O Papa falou do problema das dívidas externas, “que tem se tornado instrumentos de controle” sobre os países em desenvolvimento, e claramente separou os resultados negativos do forte aumentos populacional com os resultados advindos da fome por crescimento econômico. Diretamente relacionada ao crescimento do consumo exacerbado.

A busca pela riqueza ainda governa os valores individuais, comunitários, locais e globais. E estamos nos destruindo. O homem parece que se esqueceu que ele é fruto da natureza. (Sério?) Somos fruto da evolução das espécies. Somos puramente feitos e moldados pela natureza. E agora estamos tentando dominá-la. Estamos tentando dominar a nossa origem. Se em algum momento conseguirmos dominar a natureza, estaremos perdidos.

De acordo com a Encíclica Papal: “Não somos Deus. A terra existe antes de nós e foi-nos dada.”

Sabe qual é o pior? Não estamos reagindo. E nem adianta tentar achar a resposta em partidos de esquerda. Nem na “esquerda” democrata americana do Barack Obama, nem na esquerda — high growth — chinesa de Xi Jinping.

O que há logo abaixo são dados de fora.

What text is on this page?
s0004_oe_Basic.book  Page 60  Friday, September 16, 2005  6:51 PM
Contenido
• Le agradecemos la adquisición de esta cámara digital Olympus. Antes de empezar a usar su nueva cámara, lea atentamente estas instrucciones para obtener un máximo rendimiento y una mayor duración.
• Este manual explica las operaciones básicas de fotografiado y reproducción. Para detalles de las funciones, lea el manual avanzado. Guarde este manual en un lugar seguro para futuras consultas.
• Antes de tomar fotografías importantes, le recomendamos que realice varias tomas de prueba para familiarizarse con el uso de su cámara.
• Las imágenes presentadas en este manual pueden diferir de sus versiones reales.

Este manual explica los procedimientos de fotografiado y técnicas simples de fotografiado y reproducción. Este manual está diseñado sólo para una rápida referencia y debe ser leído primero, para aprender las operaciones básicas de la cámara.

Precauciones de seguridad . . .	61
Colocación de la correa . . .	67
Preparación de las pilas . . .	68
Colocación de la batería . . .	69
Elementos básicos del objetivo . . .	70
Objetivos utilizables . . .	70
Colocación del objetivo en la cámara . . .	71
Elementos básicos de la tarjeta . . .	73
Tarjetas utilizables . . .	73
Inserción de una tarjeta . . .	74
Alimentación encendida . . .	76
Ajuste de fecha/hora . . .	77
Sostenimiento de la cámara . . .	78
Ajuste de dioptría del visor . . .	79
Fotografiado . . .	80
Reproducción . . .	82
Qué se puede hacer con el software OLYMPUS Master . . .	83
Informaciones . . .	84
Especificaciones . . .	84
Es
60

Nem na “esquerda” liberal do Brasil, e muito menos na “esquerda” negociadora do Syriza — mesmo que os discursos do Varoufakis tenham sido os mais bonitos da história das reuniões do eurogrupo [ERRATA! Depois do calote de hoje da Grécia no FMI, talvez possamos remover essa parágrafo daqui]. Nem preciso falar da direita imperdoável que vai expremer dos gregos todo o suor dos trabalhadores em prol de financiamentos de dívidas a longos prazos, para que o retorno dos investidores não se perca.

A questão não é mais política. A política hoje está sendo sugada pelo aspirador econômico, e não se fala mais de política sem falar de crescimento econômico. Os problemas ambientais e sociais que estamos vivenciando, são terciários. Longe da nossa lista de prioridades.

Ah, mas quem vai dar importância para isso que eu estou escrevendo aqui? Afinal de contas, isso é conversa de esquerda. Não, amigos. Nem de esquerda, e nem de direita. É papo do Papa.